Revolutionizing hospitality panel: Christian Giraud, AccorHotels; Florian Kollenz, 25Hours Hotels (acquired by Accor); Charlie MacGregor, The Student Hotel Group; Christopher Norton, Equinox Hotels

  • Lifestyle hotels are currently 1% of industry, 10% of pipeline
  • Accor has a disruptor and growth department with 15 people dedicated to innovation. They are looking for 30% extra revenue from things they don’t know yet. They have 10 more people in an actual innovation lab focused on new concepts and services around hospitality, living, working, health and wellbeing.

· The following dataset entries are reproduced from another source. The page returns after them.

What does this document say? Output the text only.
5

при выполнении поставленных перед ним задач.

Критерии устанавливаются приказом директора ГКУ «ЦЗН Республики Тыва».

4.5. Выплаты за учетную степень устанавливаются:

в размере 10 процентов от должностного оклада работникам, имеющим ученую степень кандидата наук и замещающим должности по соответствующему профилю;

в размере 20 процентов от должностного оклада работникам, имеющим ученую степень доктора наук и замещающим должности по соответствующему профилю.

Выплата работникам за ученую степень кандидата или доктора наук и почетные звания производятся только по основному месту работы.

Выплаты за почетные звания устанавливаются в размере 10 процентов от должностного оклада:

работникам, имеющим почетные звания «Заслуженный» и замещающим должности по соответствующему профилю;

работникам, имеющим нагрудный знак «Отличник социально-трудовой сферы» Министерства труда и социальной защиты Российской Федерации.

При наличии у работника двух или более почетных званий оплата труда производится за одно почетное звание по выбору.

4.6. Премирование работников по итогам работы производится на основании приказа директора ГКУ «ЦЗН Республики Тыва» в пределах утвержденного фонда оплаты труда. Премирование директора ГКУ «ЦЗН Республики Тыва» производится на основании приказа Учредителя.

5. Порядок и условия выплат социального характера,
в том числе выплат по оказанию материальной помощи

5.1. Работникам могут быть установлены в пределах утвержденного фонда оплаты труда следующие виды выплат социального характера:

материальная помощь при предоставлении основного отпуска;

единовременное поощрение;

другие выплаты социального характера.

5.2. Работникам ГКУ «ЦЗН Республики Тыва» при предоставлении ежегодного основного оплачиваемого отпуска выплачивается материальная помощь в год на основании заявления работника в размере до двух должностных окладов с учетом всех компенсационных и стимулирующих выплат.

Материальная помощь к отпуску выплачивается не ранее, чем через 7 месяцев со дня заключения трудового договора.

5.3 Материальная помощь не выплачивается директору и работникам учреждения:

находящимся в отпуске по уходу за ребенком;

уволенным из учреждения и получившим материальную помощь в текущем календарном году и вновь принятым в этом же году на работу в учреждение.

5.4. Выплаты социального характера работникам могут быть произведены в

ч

Accor aims to be the leader in co-working.
  • Accor is developing an AI voice, which interacts with Amazon’s Echo, etc.
  • Equinox believes the new luxury environment is no longer about butlers and white gloves, but about digital.

Opportunities though technology panel: Cody Bradshaw, Starwood Capital Group; Geraldine Caplin, Hilton; Ruairidh Roberts, Google; Richard Robinson, Cambridge Analytica

  • Cambridge Analytica: take the data you have, enrich it with third-party information to offer a personalized service that nobody really doing yet
  • Google: has two levels, intentional collection of data and customer insights and unintentional (i.e., from the single login to 7 platforms), which collects a phenomenal amount of unused data. In theory, it could collect data on customer movements to tell the hotel industry where to build next and what types of hotels are needed. The automotive industry is asking these types of questions; hospitality not yet. Netflix also produces content based on customer preferences and ambient data.